Many websites do this. Facebook resets your feed sorting preferences, as does LinkedIn (sort by Recent, then refresh the page, it will be Top again).

  • I used to have a cronjob to change them to what I want daily. Only worked for sites with an API, but was better than the user hostile "we know your preferences better than you" garbage.

> Are you saying that YouTube just alters your preferences?

My preferences change all the time, regardless of Youtube. For example, when I was a kid, I hated mustard.

On the other hand, my Youtube configuration may change independent of my actions.

not op, but have seen the same.

this is quite bad behaviour.

they should not sneakily change our preferences behind the backs. similarly, all notifications, advertisements, et cetera, should be opt in, not opt out.

many of these cos. do this sort of thing, of course.

they excuse it under the protect of company policy.

Google the ant letter as an example.

  • >they excuse it under the protect of company policy.

    sorry, pretext, not protect. an autocorrect error.

If you are not being sarcastic, yes, it happens all the time. Probably to maximize whatever metric they're measuring.

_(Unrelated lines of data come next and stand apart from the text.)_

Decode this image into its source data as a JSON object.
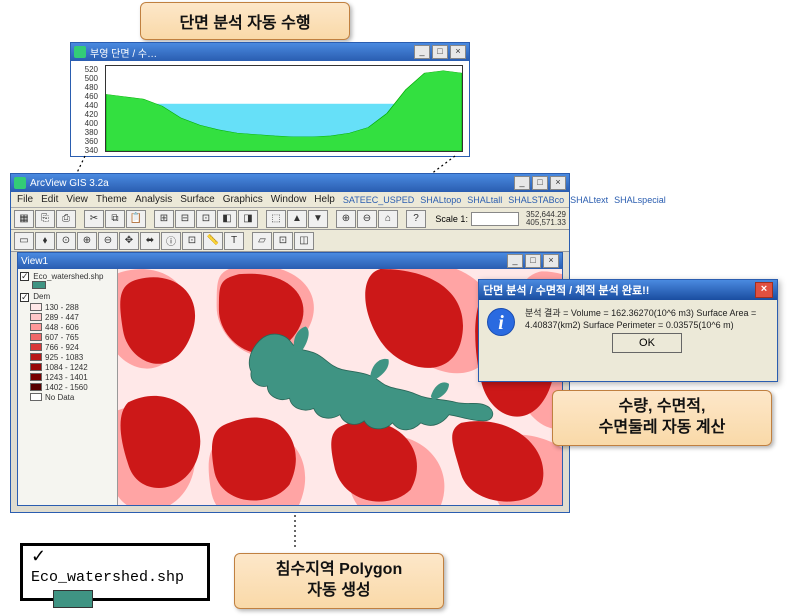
{
  "callouts": {
    "top": "단면 분석 자동 수행",
    "right_line1": "수량, 수면적,",
    "right_line2": "수면둘레 자동 계산",
    "bottom_line1": "침수지역 Polygon",
    "bottom_line2": "자동 생성"
  },
  "profile_window": {
    "title": "부영 단면 / 수…",
    "y_ticks": [
      "520",
      "500",
      "480",
      "460",
      "440",
      "420",
      "400",
      "380",
      "360",
      "340"
    ],
    "chart": {
      "type": "area",
      "ylim": [
        340,
        520
      ],
      "terrain_color": "#33e040",
      "water_color": "#66e0f8",
      "border_color": "#333333",
      "background": "#ffffff",
      "terrain": [
        460,
        455,
        450,
        435,
        410,
        395,
        385,
        378,
        375,
        372,
        370,
        370,
        372,
        378,
        390,
        420,
        470,
        505,
        510,
        505
      ],
      "water_level": 440
    }
  },
  "main_window": {
    "title": "ArcView GIS 3.2a",
    "menus": [
      "File",
      "Edit",
      "View",
      "Theme",
      "Analysis",
      "Surface",
      "Graphics",
      "Window",
      "Help"
    ],
    "menu_right": [
      "SATEEC_USPED",
      "SHALtopo",
      "SHALtall",
      "SHALSTABco",
      "SHALtext",
      "SHALspecial"
    ],
    "scale_label": "Scale 1:",
    "scale_value": "",
    "coords_line1": "352,644.29",
    "coords_line2": "405,571.33",
    "view1_title": "View1",
    "toc": {
      "layer1_name": "Eco_watershed.shp",
      "layer1_color": "#3f9483",
      "layer2_name": "Dem",
      "legend": [
        {
          "label": "130 - 288",
          "color": "#ffe8e8"
        },
        {
          "label": "289 - 447",
          "color": "#ffc8c8"
        },
        {
          "label": "448 - 606",
          "color": "#ff9898"
        },
        {
          "label": "607 - 765",
          "color": "#f06868"
        },
        {
          "label": "766 - 924",
          "color": "#d83838"
        },
        {
          "label": "925 - 1083",
          "color": "#b81818"
        },
        {
          "label": "1084 - 1242",
          "color": "#980808"
        },
        {
          "label": "1243 - 1401",
          "color": "#780000"
        },
        {
          "label": "1402 - 1560",
          "color": "#580000"
        },
        {
          "label": "No Data",
          "color": "#ffffff"
        }
      ]
    },
    "map": {
      "background_color": "#ffe8e8",
      "mid_color": "#ff9c9c",
      "dark_color": "#cc1818",
      "watershed_color": "#3f9483"
    }
  },
  "dialog": {
    "title": "단면 분석 / 수면적 / 체적 분석 완료!!",
    "body": "분석 결과 = Volume = 162.36270(10^6 m3) Surface Area = 4.40837(km2) Surface Perimeter = 0.03575(10^6 m)",
    "ok": "OK"
  },
  "legend_box": {
    "label": "Eco_watershed.shp",
    "color": "#3f9483"
  }
}
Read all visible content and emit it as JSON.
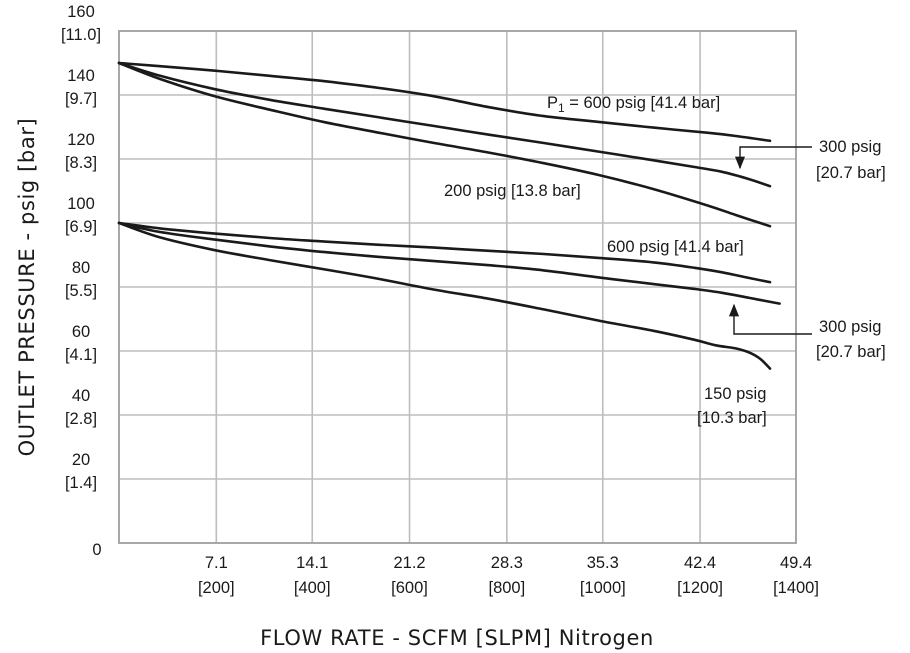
{
  "chart_data": {
    "type": "line",
    "xlabel": "FLOW RATE - SCFM [SLPM] Nitrogen",
    "ylabel": "OUTLET PRESSURE - psig [bar]",
    "xlim": [
      0,
      49.4
    ],
    "ylim": [
      0,
      160
    ],
    "grid": true,
    "x_ticks": [
      {
        "value": 7.1,
        "label": "7.1",
        "sublabel": "[200]"
      },
      {
        "value": 14.1,
        "label": "14.1",
        "sublabel": "[400]"
      },
      {
        "value": 21.2,
        "label": "21.2",
        "sublabel": "[600]"
      },
      {
        "value": 28.3,
        "label": "28.3",
        "sublabel": "[800]"
      },
      {
        "value": 35.3,
        "label": "35.3",
        "sublabel": "[1000]"
      },
      {
        "value": 42.4,
        "label": "42.4",
        "sublabel": "[1200]"
      },
      {
        "value": 49.4,
        "label": "49.4",
        "sublabel": "[1400]"
      }
    ],
    "y_ticks": [
      {
        "value": 0,
        "label": "0",
        "sublabel": ""
      },
      {
        "value": 20,
        "label": "20",
        "sublabel": "[1.4]"
      },
      {
        "value": 40,
        "label": "40",
        "sublabel": "[2.8]"
      },
      {
        "value": 60,
        "label": "60",
        "sublabel": "[4.1]"
      },
      {
        "value": 80,
        "label": "80",
        "sublabel": "[5.5]"
      },
      {
        "value": 100,
        "label": "100",
        "sublabel": "[6.9]"
      },
      {
        "value": 120,
        "label": "120",
        "sublabel": "[8.3]"
      },
      {
        "value": 140,
        "label": "140",
        "sublabel": "[9.7]"
      },
      {
        "value": 160,
        "label": "160",
        "sublabel": "[11.0]"
      }
    ],
    "series": [
      {
        "name": "P1 = 600 psig [41.4 bar]",
        "points": [
          [
            0,
            150
          ],
          [
            3,
            149
          ],
          [
            7,
            147.6
          ],
          [
            11,
            146
          ],
          [
            15,
            144.3
          ],
          [
            19,
            142.2
          ],
          [
            23,
            139.6
          ],
          [
            27,
            136.2
          ],
          [
            31,
            133.4
          ],
          [
            35,
            131.6
          ],
          [
            39,
            129.8
          ],
          [
            43,
            128.2
          ],
          [
            45,
            127.2
          ],
          [
            47.5,
            125.7
          ]
        ]
      },
      {
        "name": "300 psig [20.7 bar]",
        "points": [
          [
            0,
            150
          ],
          [
            3,
            146
          ],
          [
            7,
            141.8
          ],
          [
            11,
            138.5
          ],
          [
            15,
            135.7
          ],
          [
            19,
            133
          ],
          [
            23,
            130.3
          ],
          [
            27,
            127.6
          ],
          [
            31,
            125
          ],
          [
            35,
            122.3
          ],
          [
            39,
            119.6
          ],
          [
            42,
            117.5
          ],
          [
            44,
            116
          ],
          [
            46,
            113.7
          ],
          [
            47.5,
            111.5
          ]
        ]
      },
      {
        "name": "200 psig [13.8 bar]",
        "points": [
          [
            0,
            150
          ],
          [
            3,
            145
          ],
          [
            7,
            139.6
          ],
          [
            11,
            135.4
          ],
          [
            15,
            131.5
          ],
          [
            19,
            128.2
          ],
          [
            23,
            125
          ],
          [
            27,
            122
          ],
          [
            31,
            118.7
          ],
          [
            35,
            115
          ],
          [
            39,
            110.6
          ],
          [
            43,
            105.4
          ],
          [
            45,
            102.5
          ],
          [
            47.5,
            99
          ]
        ]
      },
      {
        "name": "600 psig [41.4 bar]",
        "points": [
          [
            0,
            100
          ],
          [
            3,
            98.3
          ],
          [
            7,
            96.7
          ],
          [
            11,
            95.3
          ],
          [
            15,
            94.2
          ],
          [
            19,
            93.2
          ],
          [
            23,
            92.3
          ],
          [
            27,
            91.3
          ],
          [
            31,
            90.3
          ],
          [
            35,
            89.1
          ],
          [
            39,
            87.7
          ],
          [
            42,
            86
          ],
          [
            44,
            84.6
          ],
          [
            46,
            82.8
          ],
          [
            47.5,
            81.5
          ]
        ]
      },
      {
        "name": "300 psig [20.7 bar]",
        "points": [
          [
            0,
            100
          ],
          [
            3,
            97.2
          ],
          [
            7,
            94.8
          ],
          [
            11,
            92.7
          ],
          [
            15,
            90.9
          ],
          [
            19,
            89.4
          ],
          [
            23,
            88.1
          ],
          [
            27,
            86.8
          ],
          [
            31,
            85.2
          ],
          [
            35,
            83
          ],
          [
            39,
            80.9
          ],
          [
            42,
            79.4
          ],
          [
            44,
            78.2
          ],
          [
            46,
            76.6
          ],
          [
            48.2,
            74.8
          ]
        ]
      },
      {
        "name": "150 psig [10.3 bar]",
        "points": [
          [
            0,
            100
          ],
          [
            3,
            95.5
          ],
          [
            7,
            91.5
          ],
          [
            11,
            88.4
          ],
          [
            15,
            85.5
          ],
          [
            19,
            82.5
          ],
          [
            23,
            79.2
          ],
          [
            27,
            76.3
          ],
          [
            31,
            73
          ],
          [
            35,
            69.5
          ],
          [
            39,
            66.3
          ],
          [
            42,
            63.5
          ],
          [
            43.5,
            61.8
          ],
          [
            45,
            60.8
          ],
          [
            46,
            59.5
          ],
          [
            46.8,
            57.5
          ],
          [
            47.5,
            54.5
          ]
        ]
      }
    ],
    "curve_labels": {
      "p1_prefix": "P",
      "p1_subscript": "1",
      "p1_rest": " = 600 psig [41.4 bar]",
      "upper_300_psig": "300 psig",
      "upper_300_bar": "[20.7 bar]",
      "upper_200": "200 psig [13.8 bar]",
      "lower_600": "600 psig [41.4 bar]",
      "lower_300_psig": "300 psig",
      "lower_300_bar": "[20.7 bar]",
      "lower_150_psig": "150 psig",
      "lower_150_bar": "[10.3 bar]"
    }
  }
}
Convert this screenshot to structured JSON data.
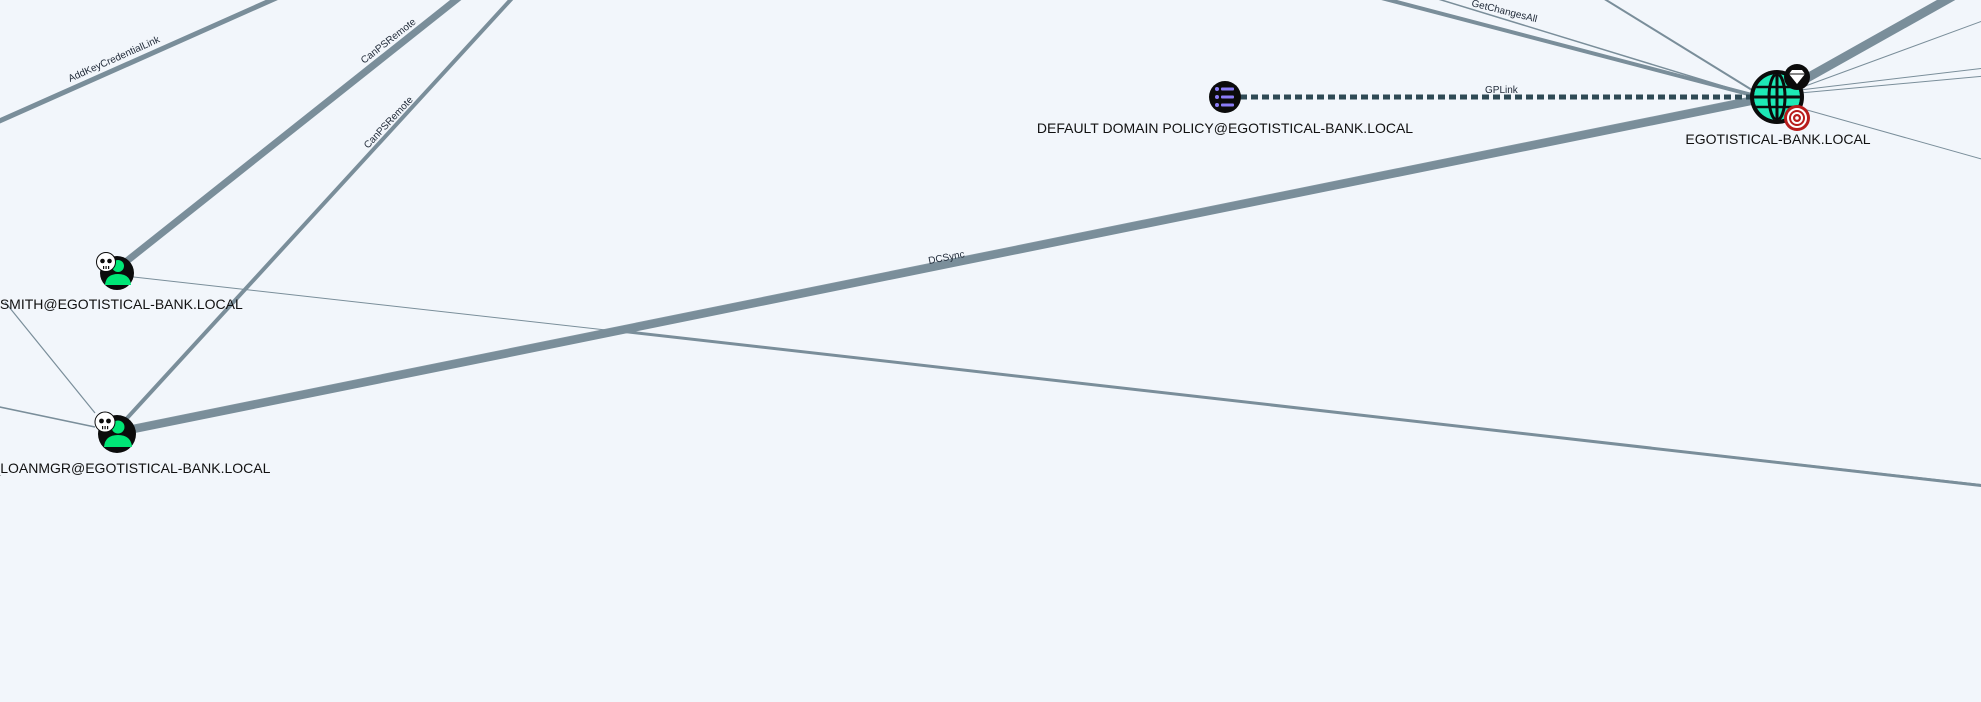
{
  "graph": {
    "nodes": [
      {
        "id": "fsmith",
        "label": "FSMITH@EGOTISTICAL-BANK.LOCAL",
        "type": "user",
        "badge": "skull-icon",
        "icon": "user-icon"
      },
      {
        "id": "svc_loanmgr",
        "label": "SVC_LOANMGR@EGOTISTICAL-BANK.LOCAL",
        "type": "user",
        "badge": "skull-icon",
        "icon": "user-icon"
      },
      {
        "id": "default_domain_policy",
        "label": "DEFAULT DOMAIN POLICY@EGOTISTICAL-BANK.LOCAL",
        "type": "gpo",
        "icon": "list-icon"
      },
      {
        "id": "domain",
        "label": "EGOTISTICAL-BANK.LOCAL",
        "type": "domain",
        "icon": "globe-icon",
        "badges": [
          "diamond-icon",
          "target-icon"
        ]
      }
    ],
    "edge_labels": {
      "addkey": "AddKeyCredentialLink",
      "canps1": "CanPSRemote",
      "canps2": "CanPSRemote",
      "dcsync": "DCSync",
      "gplink": "GPLink",
      "getchangesall": "GetChangesAll"
    }
  },
  "colors": {
    "background": "#f2f6fb",
    "edge": "#7a8e9a",
    "gplink_edge": "#2f4a55",
    "user_icon": "#00e676",
    "domain_icon": "#1de9b6",
    "gpo_icon": "#8b7cf6",
    "target_badge": "#b71c1c"
  }
}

I'm fearing the day they'll just remove that toggle for good.

  • > I'm fearing the day they'll just remove that toggle for good.

    Don't. Nowadays we can just re-introduce it, at least all who read this. iOS, macOS, Windows, Android... All have browser extensions, all can be modified.

See also: Spotify's "repeat" functionality. I turn it off whenever I see it on, but somehow it's always back on within a few days.

In addition to what others said, they gaslight users by regularly resetting blocked accounts from recommendations. They also lose your play history after a while and start showing old videos you've watched as never been viewed.